Wann ist eine fristlose Kündigung möglich?

Eine fristlose Kündigung ist bei Vorliegen eines "wichtigen Grundes" gemäß § 626 BGB möglich. Dies umfasst schwerwiegende Pflichtverletzungen wie Diebstahl, Betrug, Gewalt, Mobbing oder beharrliche Arbeitsverweigerung. Entscheidend ist, dass die Fortsetzung des Arbeitsverhältnisses bis zum Ablauf der regulären Kündigungsfrist für den Arbeitgeber unzumutbar ist.

Muss eine Abmahnung vor der fristlosen Kündigung erfolgen?

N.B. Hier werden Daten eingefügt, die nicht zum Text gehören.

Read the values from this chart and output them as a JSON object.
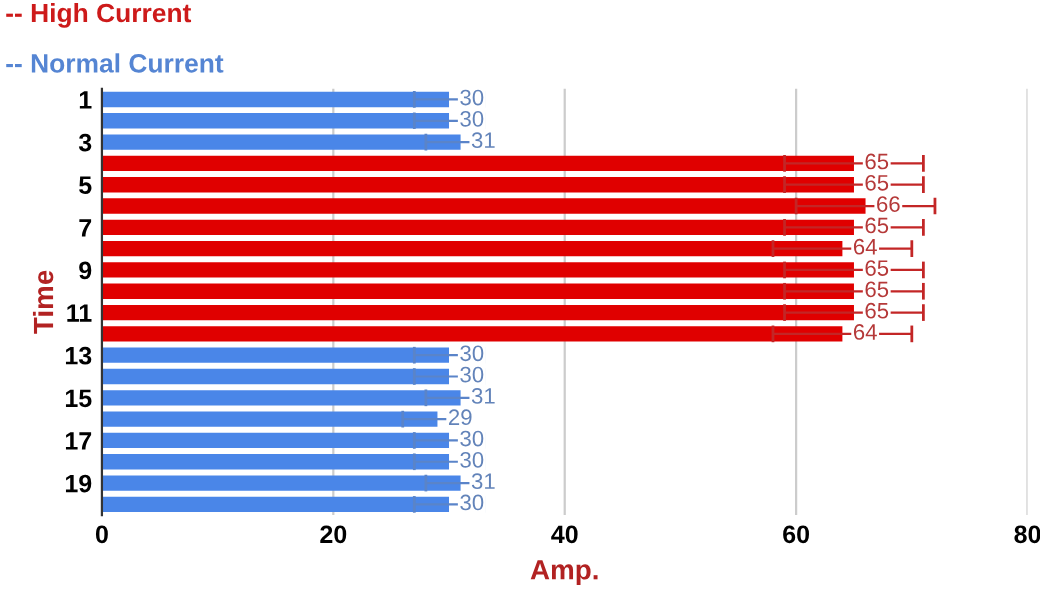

In der Regel ist eine vorherige Abmahnung erforderlich. Ausnahmen gelten bei besonders schweren Verstößen, wenn eine Abmahnung keinen Erfolg verspricht oder die Pflichtverletzung so schwerwiegend ist, dass eine Fortsetzung des Arbeitsverhältnisses von vornherein ausgeschlossen erscheint.

Wie kann man sich gegen eine fristlose Kündigung wehren?

Der einzige Weg ist die Einreichung einer Kündigungsschutzklage beim Arbeitsgericht. Die Klagefrist beträgt drei Wochen ab Zugang der schriftlichen Kündigung. Gründe für eine erfolgreiche Klage können formale Fehler, fehlende oder unzureichende Kündigungsgründe oder das Fehlen einer erforderlichen Abmahnung sein.

Folgen für das Arbeitslosengeld?

Eine fristlose Kündigung führt in der Regel zu einer Sperrzeit beim Arbeitslosengeld von bis zu zwölf Wochen. Dies gilt jedoch nicht, wenn die Kündigung unberechtigt war oder der Arbeitnehmer sie nicht selbst verschuldet hat. Zur Vermeidung der Sperrzeit, kann eine Kündigungsschutzklage hilfreich sein.

Gibt es eine Frist für eine fristlose Kündigung?

Ja, der Arbeitgeber muss die Kündigung innerhalb von zwei Wochen nach Bekanntwerden des Kündigungsgrundes aussprechen (§ 626 BGB). Danach ist eine fristlose Kündigung nicht mehr möglich.